De telles escapades de la part de cette princesse, qui, au dire de Saint-Simon, «ne contraignit pas ses mœurs à Rome, ni de courir le bon bord, du vivant et surtout depuis la mort du mari», nous expliquent assez les jalousies, les fureurs et les rigueurs du connétable, encore amoureux malgré la perpétuité de son ostracisme.
Écoutons Mme d'Aulnoy, témoin oculaire de ses flammes mal éteintes:
«Le connétable Colonne, étant venu à Madrid pour passer en Aragon, dont il était vice-roi, allait tous les jours l'entretenir à son parloir, et je lui ai vu faire des galanteries pour elle, telles qu'un amant aurait pu en faire pour sa maîtresse [375].»
Comment s'expliquer les singuliers goûts de la princesse, qui avait en horreur son mari, beau «à faire peindre», au jugement de Mme de Villars, et qui avait pris pour amant à Madrid un gentilhomme d'une laideur insigne? Son aversion pour le connétable était telle que, plutôt que de le suivre à Rome, comme il le désirait ardemment, elle préféra supporter tous les ennuis et toutes les privations qu'entraîne avec soi la vie monastique.

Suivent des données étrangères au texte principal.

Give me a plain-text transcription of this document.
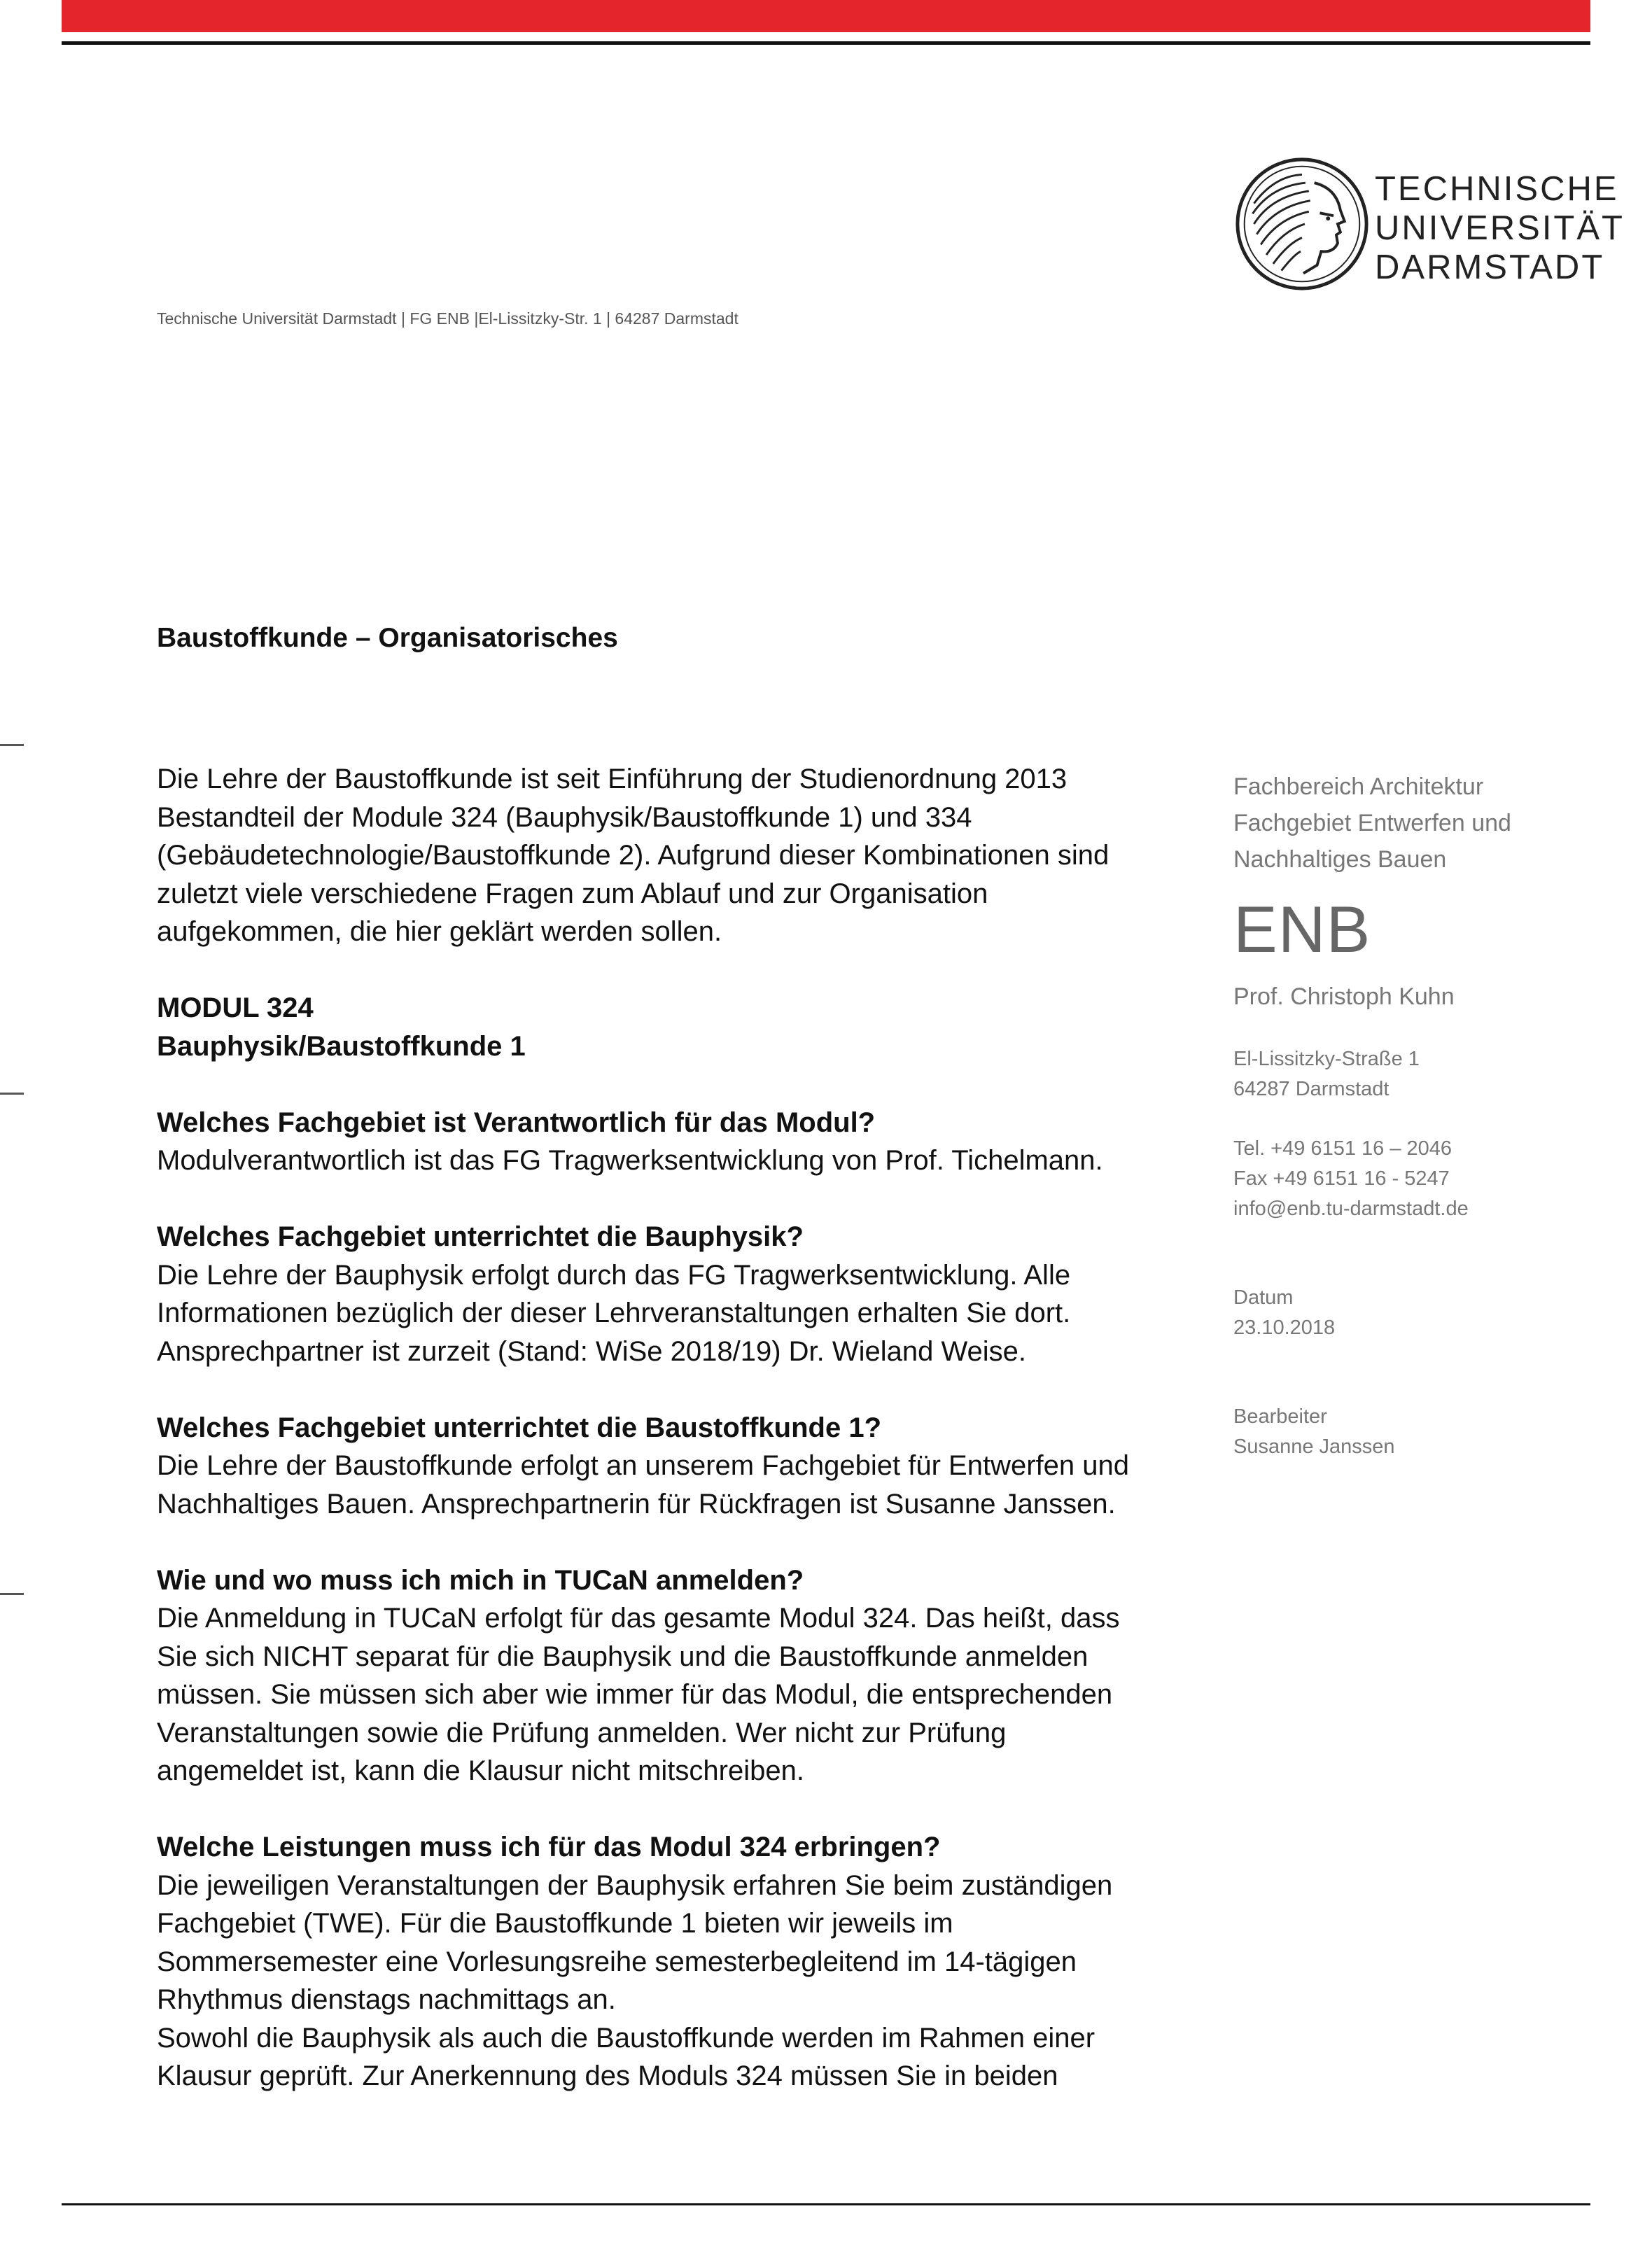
TECHNISCHE
UNIVERSITÄT
DARMSTADT
Technische Universität Darmstadt | FG ENB |El-Lissitzky-Str. 1 | 64287 Darmstadt
Baustoffkunde – Organisatorisches

Die Lehre der Baustoffkunde ist seit Einführung der Studienordnung 2013

Bestandteil der Module 324 (Bauphysik/Baustoffkunde 1) und 334

(Gebäudetechnologie/Baustoffkunde 2). Aufgrund dieser Kombinationen sind

zuletzt viele verschiedene Fragen zum Ablauf und zur Organisation

aufgekommen, die hier geklärt werden sollen.

MODUL 324

Bauphysik/Baustoffkunde 1

Welches Fachgebiet ist Verantwortlich für das Modul?

Modulverantwortlich ist das FG Tragwerksentwicklung von Prof. Tichelmann.

Welches Fachgebiet unterrichtet die Bauphysik?

Die Lehre der Bauphysik erfolgt durch das FG Tragwerksentwicklung. Alle

Informationen bezüglich der dieser Lehrveranstaltungen erhalten Sie dort.

Ansprechpartner ist zurzeit (Stand: WiSe 2018/19) Dr. Wieland Weise.

Welches Fachgebiet unterrichtet die Baustoffkunde 1?

Die Lehre der Baustoffkunde erfolgt an unserem Fachgebiet für Entwerfen und

Nachhaltiges Bauen. Ansprechpartnerin für Rückfragen ist Susanne Janssen.

Wie und wo muss ich mich in TUCaN anmelden?

Die Anmeldung in TUCaN erfolgt für das gesamte Modul 324. Das heißt, dass

Sie sich NICHT separat für die Bauphysik und die Baustoffkunde anmelden

müssen. Sie müssen sich aber wie immer für das Modul, die entsprechenden

Veranstaltungen sowie die Prüfung anmelden. Wer nicht zur Prüfung

angemeldet ist, kann die Klausur nicht mitschreiben.

Welche Leistungen muss ich für das Modul 324 erbringen?

Die jeweiligen Veranstaltungen der Bauphysik erfahren Sie beim zuständigen

Fachgebiet (TWE). Für die Baustoffkunde 1 bieten wir jeweils im

Sommersemester eine Vorlesungsreihe semesterbegleitend im 14-tägigen

Rhythmus dienstags nachmittags an.

Sowohl die Bauphysik als auch die Baustoffkunde werden im Rahmen einer

Klausur geprüft. Zur Anerkennung des Moduls 324 müssen Sie in beiden

Fachbereich Architektur
Fachgebiet Entwerfen und
Nachhaltiges Bauen
ENB
Prof. Christoph Kuhn
El-Lissitzky-Straße 1
64287 Darmstadt
Tel. +49 6151 16 – 2046
Fax +49 6151 16 - 5247
info@enb.tu-darmstadt.de
Datum
23.10.2018
Bearbeiter
Susanne Janssen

Le mariage de Charles II avec Marie-Louise d'Orléans, fille de Philippe d'Orléans, frère de Louis XIV, fit luire aux yeux de la captive un rayon d'espoir. Il ne lui paraissait pas douteux que la fille d'un prince qui avait toujours défendu ses intérêts, grâce au chevalier de Lorraine, ne fût pour elle dans les mêmes sentiments; et elle ne se trompait pas. Philippe d'Orléans l'avait recommandée très vivement à la jeune Reine. Mais, en attendant l'arrivée de cette princesse, lisons quelques fragments des lettres de la marquise de Villars, qui venait d'arriver à Madrid avec son mari, nommé ambassadeur de Louis XIV à l'occasion du mariage. Elles sont toutes adressées à Mme de Coulanges, cousine germaine de Louvois et amie intime de Mme de Maintenon.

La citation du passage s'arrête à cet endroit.